摘要: The interaction between microorganisms is a major factor contributing to the deterioration of chilled chicken. Therefore, this study investigated the inhibitory mechanism of chlorogenic acid (CA) on Pseudomonas lundensis (PL) and Brochothrix thermosphacta (BT), and evaluated the preservative effect of CA treatment of chilled chickens inoculated with BT + PL in a vacuum-packed (3 degrees C-5 degrees C) condition. Results demonstrated that CA significantly inhibited the growth of BT and PL and disrupted their cell membrane. When 10 mg/mL CA was used to treat BT + PL for 10 min, the TVC of BT and PL decreased rapidly.
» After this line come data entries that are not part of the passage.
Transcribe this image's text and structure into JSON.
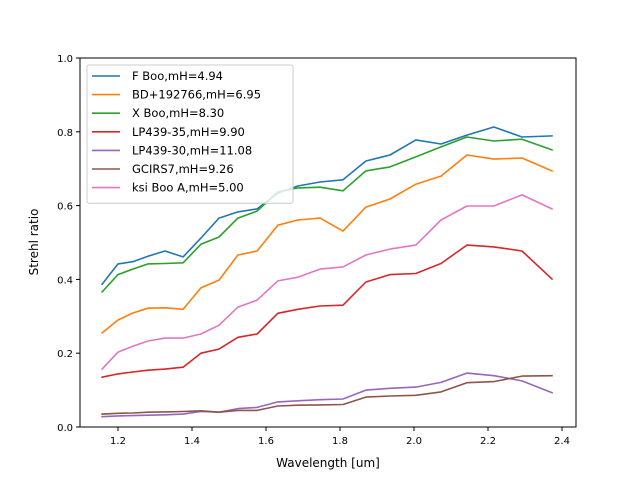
{
  "chart_data": {
    "type": "line",
    "title": "",
    "xlabel": "Wavelength [um]",
    "ylabel": "Strehl ratio",
    "xlim": [
      1.1,
      2.43
    ],
    "ylim": [
      0.0,
      1.0
    ],
    "grid": false,
    "legend_position": "top-left",
    "xticks": [
      1.2,
      1.4,
      1.6,
      1.8,
      2.0,
      2.2,
      2.4
    ],
    "xtick_labels": [
      "1.2",
      "1.4",
      "1.6",
      "1.8",
      "2.0",
      "2.2",
      "2.4"
    ],
    "yticks": [
      0.0,
      0.2,
      0.4,
      0.6,
      0.8,
      1.0
    ],
    "ytick_labels": [
      "0.0",
      "0.2",
      "0.4",
      "0.6",
      "0.8",
      "1.0"
    ],
    "x": [
      1.157,
      1.2,
      1.24,
      1.281,
      1.327,
      1.376,
      1.424,
      1.473,
      1.524,
      1.576,
      1.632,
      1.686,
      1.746,
      1.808,
      1.87,
      1.935,
      2.005,
      2.073,
      2.143,
      2.216,
      2.292,
      2.373
    ],
    "series": [
      {
        "name": "F Boo,mH=4.94",
        "color": "#1f77b4",
        "values": [
          0.387,
          0.442,
          0.448,
          0.463,
          0.477,
          0.461,
          0.512,
          0.566,
          0.583,
          0.591,
          0.634,
          0.653,
          0.664,
          0.67,
          0.721,
          0.737,
          0.778,
          0.767,
          0.791,
          0.813,
          0.786,
          0.789
        ]
      },
      {
        "name": "BD+192766,mH=6.95",
        "color": "#ff7f0e",
        "values": [
          0.255,
          0.29,
          0.309,
          0.322,
          0.323,
          0.319,
          0.377,
          0.398,
          0.466,
          0.477,
          0.547,
          0.561,
          0.566,
          0.531,
          0.596,
          0.618,
          0.658,
          0.68,
          0.737,
          0.726,
          0.729,
          0.694
        ]
      },
      {
        "name": "X Boo,mH=8.30",
        "color": "#2ca02c",
        "values": [
          0.366,
          0.413,
          0.428,
          0.442,
          0.443,
          0.445,
          0.495,
          0.515,
          0.566,
          0.585,
          0.637,
          0.648,
          0.65,
          0.64,
          0.694,
          0.705,
          0.732,
          0.759,
          0.786,
          0.775,
          0.78,
          0.751
        ]
      },
      {
        "name": "LP439-35,mH=9.90",
        "color": "#d62728",
        "values": [
          0.135,
          0.144,
          0.149,
          0.154,
          0.157,
          0.162,
          0.2,
          0.211,
          0.243,
          0.252,
          0.308,
          0.319,
          0.328,
          0.33,
          0.393,
          0.413,
          0.416,
          0.443,
          0.493,
          0.488,
          0.477,
          0.401
        ]
      },
      {
        "name": "LP439-30,mH=11.08",
        "color": "#9467bd",
        "values": [
          0.028,
          0.03,
          0.031,
          0.032,
          0.033,
          0.035,
          0.042,
          0.04,
          0.05,
          0.053,
          0.068,
          0.071,
          0.074,
          0.076,
          0.1,
          0.105,
          0.108,
          0.121,
          0.146,
          0.139,
          0.125,
          0.093
        ]
      },
      {
        "name": "GCIRS7,mH=9.26",
        "color": "#8c564b",
        "values": [
          0.035,
          0.037,
          0.038,
          0.04,
          0.041,
          0.042,
          0.044,
          0.04,
          0.045,
          0.045,
          0.057,
          0.059,
          0.06,
          0.061,
          0.081,
          0.084,
          0.086,
          0.095,
          0.12,
          0.123,
          0.138,
          0.139
        ]
      },
      {
        "name": "ksi Boo A,mH=5.00",
        "color": "#e377c2",
        "values": [
          0.157,
          0.203,
          0.219,
          0.233,
          0.241,
          0.241,
          0.252,
          0.276,
          0.325,
          0.344,
          0.396,
          0.406,
          0.428,
          0.434,
          0.466,
          0.482,
          0.493,
          0.561,
          0.599,
          0.599,
          0.629,
          0.591
        ]
      }
    ]
  }
}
CA was found to cause cell membrane damage and cell morphology deformation in BT and PL, as observed by scanning electron microscopy and confocal laser scanning microscopy. This finding was manifested by an increase in cell surface zeta potential, a decrease in intracellular ATP content, and an increase in extracellular alkaline phosphatase, protein, and K+ content. CA effectively prolonged the shelf life of vacuum-packed chilled chicken. These merits were evidenced by the reduction in polypeptide content and TVB-N and the decrease in volatile odors such as nitrogen oxides, and inorganic sulfides in chilled chicken. These findings show how CA may be used in meat products as an antibacterial agent.